D’est en ouest, cette Europe qui se vide
Partout en Europe, on vieillit et on fait moins d’enfants. La résistance à l’égard d’une certaine immigration fait en sorte que les besoins de main-d’oeuvre sont comblés
« à l’interne ». Ajoutez-y les envies d’épanouissement personnel, et le vieux continent se retrouve avec un déséquilibre démographique : l’est se vide.
Dites « immigration de masse » et une certaine image vous vient en tête : les « caravanes » de Centro-Américains montant à travers le Mexique vers la frontière des États-Unis ; les bateaux surchargés d’Africains tentant de franchir la mer Méditerranée ; les centaines de milliers de Syriens fuyant la guerre civile vers l’Europe.
En réalité, les véritables grands mouvements s’avèrent moins spectaculaires. Avant d’assaillir les côtes européennes, les Syriens s’entassent d’abord tout à côté de chez eux : ils sont plus de trois millions et demi en Turquie et un million et demi au Liban.
Sur les quatre millions de réfugiés vénézuéliens, la Colombie en accueille 1,3 million ; le Pérou, près de 800 000. Et c’est vers le Bangladesh voisin que près d’un million de réfugiés rohingyas ont fui les violences au Myanmar. L’Union européenne connaît – de façon beaucoup moins dramatique, mais tout aussi concrète – ce genre de grand déplacement.
DIX PAYS EN DÉCLIN
Après un demi-siècle d’étouffement communiste, les pays d’Europe de l’Est ont vécu l’accès à l’Union européenne comme un grand cri de libération. L’idée de pouvoir franchir les frontières librement, de facilement s’installer ailleurs et d’y travailler confirmait – enfin – leur entrée dans la modernité.

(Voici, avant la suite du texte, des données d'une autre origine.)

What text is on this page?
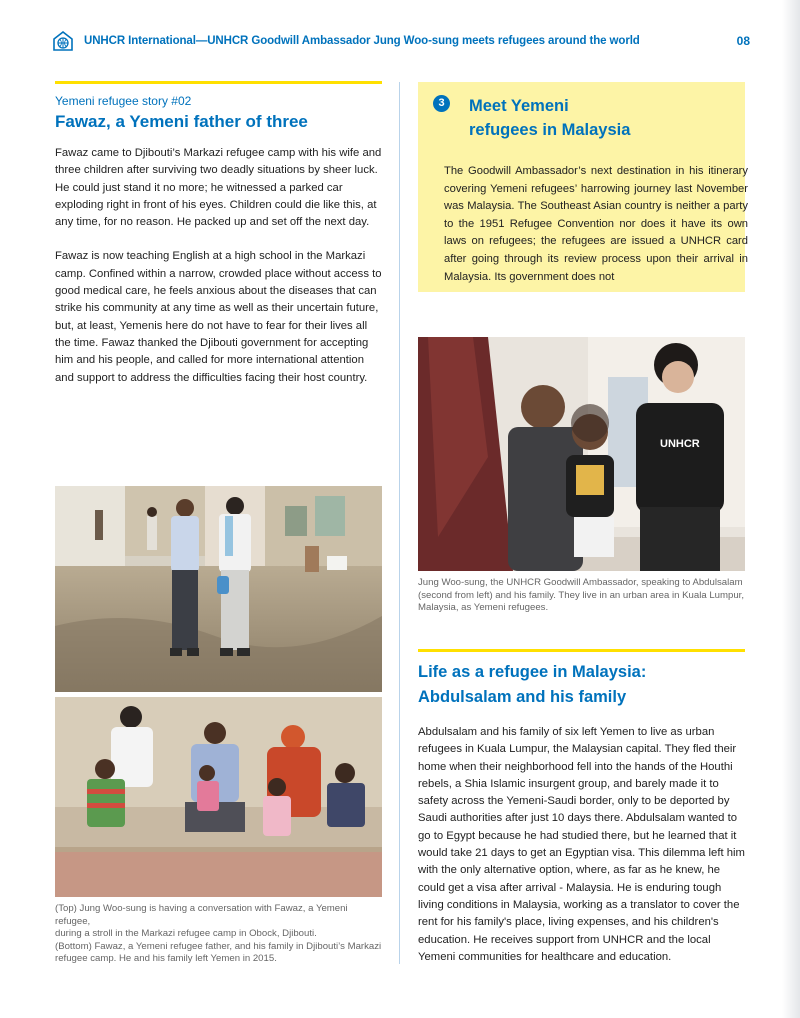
UNHCR International—UNHCR Goodwill Ambassador Jung Woo-sung meets refugees around the world	08
Yemeni refugee story #02
Fawaz, a Yemeni father of three

Fawaz came to Djibouti’s Markazi refugee camp with his wife and three children after surviving two deadly situations by sheer luck. He could just stand it no more; he witnessed a parked car exploding right in front of his eyes. Children could die like this, at any time, for no reason. He packed up and set off the next day.

Fawaz is now teaching English at a high school in the Markazi camp. Confined within a narrow, crowded place without access to good medical care, he feels anxious about the diseases that can strike his community at any time as well as their uncertain future, but, at least, Yemenis here do not have to fear for their lives all the time. Fawaz thanked the Djibouti government for accepting him and his people, and called for more international attention and support to address the difficulties facing their host country.

(Top) Jung Woo-sung is having a conversation with Fawaz, a Yemeni refugee,
during a stroll in the Markazi refugee camp in Obock, Djibouti.
(Bottom) Fawaz, a Yemeni refugee father, and his family in Djibouti’s Markazi
refugee camp. He and his family left Yemen in 2015.
3	Meet Yemeni
refugees in Malaysia
The Goodwill Ambassador’s next destination in his itinerary covering Yemeni refugees’ harrowing journey last November was Malaysia. The Southeast Asian country is neither a party to the 1951 Refugee Convention nor does it have its own laws on refugees; the refugees are issued a UNHCR card after going through its review process upon their arrival in Malaysia. Its government does not
UNHCR
Jung Woo-sung, the UNHCR Goodwill Ambassador, speaking to Abdulsalam
(second from left) and his family. They live in an urban area in Kuala Lumpur,
Malaysia, as Yemeni refugees.
Life as a refugee in Malaysia:
Abdulsalam and his family
Abdulsalam and his family of six left Yemen to live as urban refugees in Kuala Lumpur, the Malaysian capital. They fled their home when their neighborhood fell into the hands of the Houthi rebels, a Shia Islamic insurgent group, and barely made it to safety across the Yemeni-Saudi border, only to be deported by Saudi authorities after just 10 days there. Abdulsalam wanted to go to Egypt because he had studied there, but he learned that it would take 21 days to get an Egyptian visa. This dilemma left him with the only alternative option, where, as far as he knew, he could get a visa after arrival - Malaysia. He is enduring tough living conditions in Malaysia, working as a translator to cover the rent for his family's place, living expenses, and his children's education. He receives support from UNHCR and the local Yemeni communities for healthcare and education.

Les conséquences ont pris différentes formes, mais une des plus alarmantes tient au départ de millions de jeunes est-européens vers l’ouest. On estime que jusqu’à 18 millions d’Européens se sont déplacés ainsi, d’est en ouest, depuis les années 90, en majorité des jeunes déjà éduqués et formés. Couplé à une baisse de la natalité, l’impact sur les pays d’origine a été tragique.
La Croatie, par exemple, a perdu 5 % de sa population depuis 2013. La Bulgarie se porte plus mal encore, alors que d’ici 2050, la population devrait baisser de 22 %. Entre 2013 et 2017, 62 000 Hongrois, âgés de 20 à 34 ans, ont pris le chemin de l’ouest. Et en Roumanie, pour prendre un micro-exemple, Onesti, la ville natale de Nadia Comaneci, a perdu la moitié de ses habitants depuis 1990.
MOINS DE MONDE, PLUS DE TENSION
Ceux et celles qui restent derrière sont plus vieux, moins productifs et souvent plus amers. Ils comprennent mal que Bruxelles exige qu’ils acceptent leur quota d’immigrants d’Afrique ou du Moyen-Orient, alors que si peu, à leurs yeux, a été fait pour encourager leurs jeunes à construire leur avenir dans leur propre pays.
En plus de prendre des allures d’exode des cerveaux, cette émigration intra-européenne a aussi pour conséquence de réduire, dans les pays perdants, le bassin d’électeurs progressistes, comme le sont souvent les jeunes. Les forces « illibérales », du coup, en profitent, tel Viktor Orban en Hongrie où la population est passée de 10,7 millions de personnes en 1980 à 9,6 millions aujourd’hui.
Le même constat démographique est tiré en Europe du Sud, du Portugal à la Grèce. Cela dit, de petites révolutions sont envisagées pour combler les besoins en main-d’oeuvre. En Italie, par exemple, où les femmes travaillent moins à l’extérieur du foyer qu’en Europe du Nord, les mentalités changent.
Récemment, The Economist soulignait que si les femmes italiennes avaient les mêmes possibilités de travailler que les Allemandes, la main-d’oeuvre italienne s’accroîtrait de 14 %. La nature craint le vide, dit-on. On n’est certainement pas au bout des bouleversements que cette émigration interne à l’Europe va entraîner.